One of the nice perks of the Mac is being able to easily migrate from your old Mac to a new one. Apple addresses moving large amount of data and media content using Thunderbolt, an extremely fast multi-purpose interface that also supports direct Mac to Mac file transfers.
I recently purchased a 21.5" Apple iMac with Retina 4K Display (Late 2015) to replace an aging 13" MacBook Pro from Late 2011. I'll use this iMac and MacBook Pro as examples for how to migrate all your files and application to a new Mac using Thunderbolt.
Before starting the migration process, first back up the old MacBook Pro on Time Machine.
After the backup is complete, connect the MacBook Pro and the new iMac together using a Thunderbolt cable.

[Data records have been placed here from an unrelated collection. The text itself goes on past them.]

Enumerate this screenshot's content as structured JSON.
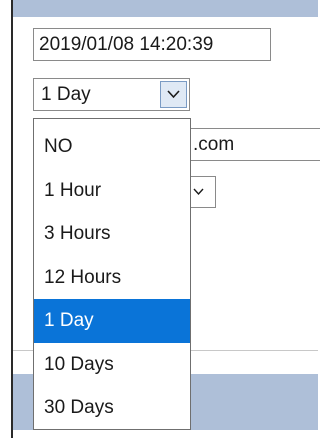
{
  "datetime_field": {
    "value": "2019/01/08 14:20:39"
  },
  "interval_select": {
    "selected": "1 Day",
    "options": [
      "NO",
      "1 Hour",
      "3 Hours",
      "12 Hours",
      "1 Day",
      "10 Days",
      "30 Days"
    ],
    "highlighted_index": 4
  },
  "background_field": {
    "visible_text": ".com"
  },
  "colors": {
    "highlight": "#0a74d8",
    "band": "#aebfd8",
    "button_bg": "#dfe9f5"
  },
  "icons": {
    "dropdown_arrow": "chevron-down-icon",
    "partial_arrow": "chevron-down-icon"
  }
}
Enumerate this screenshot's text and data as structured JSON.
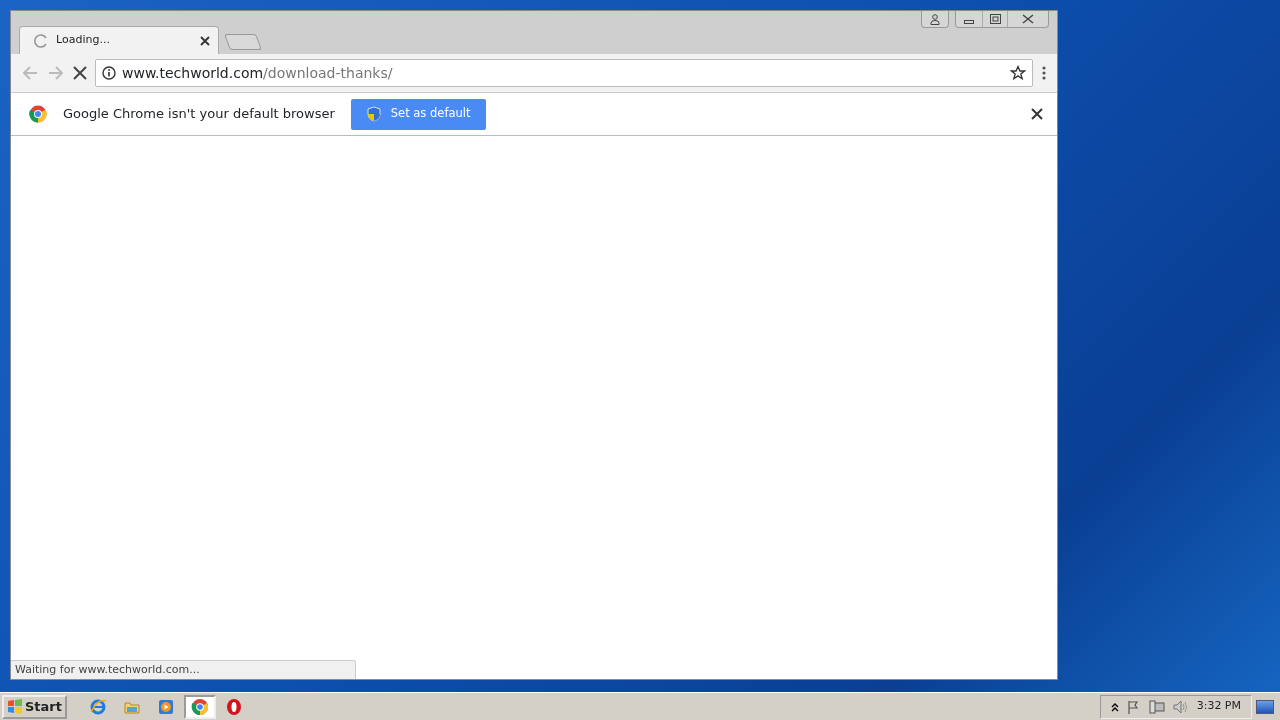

Next turn on the new iMac where you are asked to turn on the power for the iMac's wireless mouse and keyboard.
The mouse and keyboard should automatically connect with the Mac, allowing me to continue the new Mac setup process. From here I can choose your language, location, keyboard, and WI-FI network.
To begin the migration process, in the Transfer Information to This Mac screen, select From a Mac, Time Machine backup, or startup disk.
You also need to open Migration Assistant on the MacBook Pro and select To Another Mac in the Migration Assistant screen.
On the Transfer Information to this Mac screen on the iMac, select the MacBook Pro and then select Continue. You'll be asked to confirm that the code that you'll see on the iMac matches that on the MacBook Pro. Once you match the code and select Continue, the migration process will start.
It will take some time for the Mac to locate all applications and documents to transfer.
After selecting what to transfer from the MacBook Pro, you need to select Continue and then Agree to the Terms and Conditions.
The transfer process itself can take a few hours even with Thunderbolt.
If you find that the migration process has hung up for whatever reason, you'll need to cancel the process and Shutdown the iMac.
You'll also need to Cancel the process on the MacBook Pro and select Quit.
Once the iMac has restarted, you'll need to repeat the process above. Upon the second migration attempt, the migration process resumed and eventually completed.
At the Thank You screen, I found the wireless mouse to be non-responsive and thus unable to select Start using your Mac. If you find yourself in this situation, just plug in a wired mouse like this Dell Logic mouse to then select Start using your Mac.
The migration process works so well that you'll be brought straight to login with the same username and password that you had used in your old Mac. The same applications that you had left opened on the old Mac will eerily also open up on the new Mac.
The only problem I found in the migration process was having to set up the e-mail account SMTP settings again. But other than having to restart and continue the migration process once, Mac to Mac migration over Thunderbolt works well and highly recommended when buying a new Mac.